File: 02-aggregation.py


Michel Bierlaire

Tue Aug 13 17:03:53 2024



In [None]:

import pandas as pd
from IPython.core.display_functions import display
import biogeme.database as db
from biogeme.biogeme import BIOGEME
from biogeme.expressions import Variable, exp

from netherlands_model import (
    prob_car,
    prob_rail,
    logprob,
    v_car,
    beta_cost,
    rail_cost_euro,
    beta_time_rail,
    rail_time,
)


The objective of this laboratory is to calculate aggregated indicators from a choice model. We consider the model
specification available in the file `netherlands_model.py`.

We want to calculate the market shares (and corresponding confidence intervals) for each of the two alternatives in
the population using sample enumeration.

We consider four segments of the population, characterized by two age categories  (41 or older, and 40 or younger),
and gender.

The census data report the following number $N_g$ of individuals in each segment $g$ of the population.

In [None]:
census = {
    'male_41_more': 4092390,
    'male_40_less': 4151092,
    'female_41_more': 3984028,
    'female_40_less': 4428289,
}



Question 1: calculate a weight for each entry in the file `netherlands.dat` so that the sample is representative
of the population.

Question 2: calculate the market shares for each of the two alternatives. First, the model should be obtained
from the specification file and the parameters should be estimated.

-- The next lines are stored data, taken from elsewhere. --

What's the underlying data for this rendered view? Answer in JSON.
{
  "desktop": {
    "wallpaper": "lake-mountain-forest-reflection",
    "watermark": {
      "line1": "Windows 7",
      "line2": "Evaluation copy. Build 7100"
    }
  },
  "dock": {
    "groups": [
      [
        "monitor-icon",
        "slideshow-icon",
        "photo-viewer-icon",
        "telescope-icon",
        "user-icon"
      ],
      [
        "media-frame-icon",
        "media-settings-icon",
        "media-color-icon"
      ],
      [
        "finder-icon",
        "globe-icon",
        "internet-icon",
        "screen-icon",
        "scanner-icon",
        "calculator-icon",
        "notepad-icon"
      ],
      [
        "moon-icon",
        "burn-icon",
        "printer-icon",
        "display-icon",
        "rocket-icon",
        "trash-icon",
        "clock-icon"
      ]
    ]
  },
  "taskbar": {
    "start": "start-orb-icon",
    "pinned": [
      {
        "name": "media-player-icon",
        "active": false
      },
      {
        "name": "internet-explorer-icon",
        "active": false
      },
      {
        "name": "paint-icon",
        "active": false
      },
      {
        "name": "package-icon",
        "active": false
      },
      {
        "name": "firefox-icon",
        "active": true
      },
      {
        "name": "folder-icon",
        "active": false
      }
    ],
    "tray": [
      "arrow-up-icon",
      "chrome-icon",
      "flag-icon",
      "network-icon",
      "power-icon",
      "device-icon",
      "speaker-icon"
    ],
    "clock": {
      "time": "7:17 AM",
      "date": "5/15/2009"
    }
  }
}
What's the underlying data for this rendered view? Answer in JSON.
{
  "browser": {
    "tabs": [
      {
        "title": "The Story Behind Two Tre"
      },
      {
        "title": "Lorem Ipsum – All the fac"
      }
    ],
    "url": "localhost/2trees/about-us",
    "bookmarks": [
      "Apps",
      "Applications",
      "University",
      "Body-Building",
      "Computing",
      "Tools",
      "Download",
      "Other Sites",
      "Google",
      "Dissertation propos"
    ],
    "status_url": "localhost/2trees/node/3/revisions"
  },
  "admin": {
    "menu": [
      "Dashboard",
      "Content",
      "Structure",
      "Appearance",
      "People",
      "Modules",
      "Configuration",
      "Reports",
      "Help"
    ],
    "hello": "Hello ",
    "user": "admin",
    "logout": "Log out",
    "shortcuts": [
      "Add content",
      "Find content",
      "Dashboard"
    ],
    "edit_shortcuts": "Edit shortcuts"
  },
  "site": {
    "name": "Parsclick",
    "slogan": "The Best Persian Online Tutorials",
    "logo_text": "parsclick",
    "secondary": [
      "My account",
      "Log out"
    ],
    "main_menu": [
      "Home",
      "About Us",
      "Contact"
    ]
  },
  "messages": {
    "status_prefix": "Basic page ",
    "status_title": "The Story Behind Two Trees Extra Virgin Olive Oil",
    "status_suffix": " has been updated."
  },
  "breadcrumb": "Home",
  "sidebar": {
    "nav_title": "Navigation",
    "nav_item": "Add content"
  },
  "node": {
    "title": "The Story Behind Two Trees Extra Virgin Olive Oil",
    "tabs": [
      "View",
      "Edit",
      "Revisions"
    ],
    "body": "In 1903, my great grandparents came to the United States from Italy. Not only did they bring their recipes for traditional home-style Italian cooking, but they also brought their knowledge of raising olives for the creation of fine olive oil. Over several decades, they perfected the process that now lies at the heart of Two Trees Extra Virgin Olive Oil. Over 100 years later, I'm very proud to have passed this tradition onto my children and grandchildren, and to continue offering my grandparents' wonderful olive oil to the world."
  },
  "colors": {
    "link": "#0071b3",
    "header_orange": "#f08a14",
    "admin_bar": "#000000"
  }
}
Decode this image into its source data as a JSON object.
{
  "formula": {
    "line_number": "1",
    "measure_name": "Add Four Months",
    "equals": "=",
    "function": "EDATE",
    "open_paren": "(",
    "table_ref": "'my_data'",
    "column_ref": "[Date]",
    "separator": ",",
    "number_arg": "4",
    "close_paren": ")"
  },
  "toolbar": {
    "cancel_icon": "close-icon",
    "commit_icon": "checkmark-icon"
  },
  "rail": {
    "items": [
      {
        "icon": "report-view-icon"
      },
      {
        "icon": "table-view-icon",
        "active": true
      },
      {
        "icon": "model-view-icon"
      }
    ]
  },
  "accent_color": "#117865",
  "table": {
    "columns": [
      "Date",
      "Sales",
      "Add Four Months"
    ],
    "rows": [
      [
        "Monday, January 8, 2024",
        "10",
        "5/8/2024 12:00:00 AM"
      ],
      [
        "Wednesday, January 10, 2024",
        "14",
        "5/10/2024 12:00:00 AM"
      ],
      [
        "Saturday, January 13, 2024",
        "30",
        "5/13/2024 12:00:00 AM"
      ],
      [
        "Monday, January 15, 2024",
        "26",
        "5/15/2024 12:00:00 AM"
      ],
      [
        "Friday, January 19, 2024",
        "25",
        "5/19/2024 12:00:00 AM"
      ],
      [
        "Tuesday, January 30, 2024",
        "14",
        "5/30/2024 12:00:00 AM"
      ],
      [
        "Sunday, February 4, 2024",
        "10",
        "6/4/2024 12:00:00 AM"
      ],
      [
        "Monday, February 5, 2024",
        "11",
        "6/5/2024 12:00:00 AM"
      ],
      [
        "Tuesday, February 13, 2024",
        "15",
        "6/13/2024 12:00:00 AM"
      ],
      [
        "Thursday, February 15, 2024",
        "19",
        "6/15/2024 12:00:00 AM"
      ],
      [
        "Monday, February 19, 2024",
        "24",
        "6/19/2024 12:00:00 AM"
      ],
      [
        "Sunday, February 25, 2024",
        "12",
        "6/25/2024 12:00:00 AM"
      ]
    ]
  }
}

To calculate the choice probability of each
of the two alternatives, we can use the syntax below:
```
simulate = {
'Weight': Weight,
'Prob. rail': prob_rail,
'Prob. car': prob_car,
}

biosim = BIOGEME(database, simulate)
simulated_values = biosim.simulate(results.getBetaValues())
```

Question 3: calculate confidence intervals on the market shares calculated above. Note that, to do so, the model must
be estimated using bootstrapping as shown below:
```
results_bootstrapping = biogeme.estimate(bootstrap=100)
```

We obtain a sample of values for the parameters. Using simulation, we can calculate the 90% confidence intervals on
the simulated quantities as follows:
```
betas = biogeme.freeBetaNames()
b = results_bootstrapping.getBetasForSensitivityAnalysis(betas)
left, right = biosim.confidenceIntervals(b, 0.9)
```

Question 4: consider a scenario where the cost of rail is decreased by 10%. What would be the market shares (and the
confidence intervals) under this scenario? To do so, we should first write the choice probability under the proposed
scenario and then perform the simulation as shown in the previous steps.